In promoting her book, Omarosa has revealed that she surreptitiously digitally recorded conversations that she had, even in the White House situation room from which cell phones and recording devices are prohibited. This news comes only days after the public has learned that Trump’s personal lawyer, Michael Cohen, surreptitiously recorded telephone calls that he had with Trump.
We do not comment on the legality of Cohen’s and Omarosa’s recordings but we do take the occasion to highlight that undisclosed audio recordings are now pervasive in our society. In our personal and anecdotal experience, we are frankly stunned at the number of clients who are non-consensually recording conversations (on the telephone or in person). The rate has spiked upward dramatically in recent years. (And, woe to the lawyers who fail to appreciate fully that many of their clients are recording their every word.)
Is it unlawful?
It is impossible to generalize and you should consult with a lawyer if you believe you have been harmed in any way by a surreptitious recording (or if you wish to surreptitiously record a conversation and want to ensure that you are complying with applicable law).

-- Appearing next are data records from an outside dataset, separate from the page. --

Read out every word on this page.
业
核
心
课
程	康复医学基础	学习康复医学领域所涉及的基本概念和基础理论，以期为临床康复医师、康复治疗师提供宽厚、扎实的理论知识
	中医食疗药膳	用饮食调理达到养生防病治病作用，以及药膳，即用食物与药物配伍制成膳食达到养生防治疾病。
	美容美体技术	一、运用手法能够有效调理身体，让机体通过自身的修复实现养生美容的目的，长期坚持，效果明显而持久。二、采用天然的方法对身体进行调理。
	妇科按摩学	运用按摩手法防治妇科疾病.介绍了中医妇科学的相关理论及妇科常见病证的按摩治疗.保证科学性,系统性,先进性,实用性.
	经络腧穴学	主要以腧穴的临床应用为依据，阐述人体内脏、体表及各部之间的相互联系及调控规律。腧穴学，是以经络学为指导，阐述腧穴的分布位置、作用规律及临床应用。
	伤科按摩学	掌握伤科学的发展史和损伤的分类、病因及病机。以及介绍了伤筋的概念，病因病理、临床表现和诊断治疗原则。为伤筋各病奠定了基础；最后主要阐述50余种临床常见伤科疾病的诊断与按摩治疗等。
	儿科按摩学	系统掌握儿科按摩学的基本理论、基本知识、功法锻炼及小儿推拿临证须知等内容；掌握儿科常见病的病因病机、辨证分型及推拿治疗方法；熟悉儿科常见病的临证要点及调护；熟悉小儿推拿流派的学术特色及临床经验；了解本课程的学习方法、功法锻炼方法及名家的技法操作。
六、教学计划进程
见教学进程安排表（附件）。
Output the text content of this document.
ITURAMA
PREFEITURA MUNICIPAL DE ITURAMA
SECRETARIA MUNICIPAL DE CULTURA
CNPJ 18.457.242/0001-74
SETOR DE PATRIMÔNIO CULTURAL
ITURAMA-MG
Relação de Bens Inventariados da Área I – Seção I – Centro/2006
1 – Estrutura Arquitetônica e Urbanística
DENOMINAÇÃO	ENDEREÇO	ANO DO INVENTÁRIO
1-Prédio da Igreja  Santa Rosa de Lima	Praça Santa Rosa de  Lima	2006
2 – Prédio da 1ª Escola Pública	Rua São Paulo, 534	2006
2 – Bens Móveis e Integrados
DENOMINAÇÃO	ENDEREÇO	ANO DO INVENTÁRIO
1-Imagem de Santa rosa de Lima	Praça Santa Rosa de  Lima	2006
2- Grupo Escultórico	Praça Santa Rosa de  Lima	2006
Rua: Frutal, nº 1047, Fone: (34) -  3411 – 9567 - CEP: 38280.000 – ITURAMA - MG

Having said that, in many circumstances, generic audio recording (say, on one’s own property, for example) without consent is surely legal. (Not everyone agrees. We note a proposed class action against Menard’s for its supposedly inadequate disclosure of the fact that it records audio in its stores.)
Maybe, over time, we will devise a way to regulate private surveillance more than we do now. On the other hand, maybe we will simply adapt to a less private society, a society where we take it as a given that we are now under close-to-constant passive surveillance in all interactions with all people and businesses.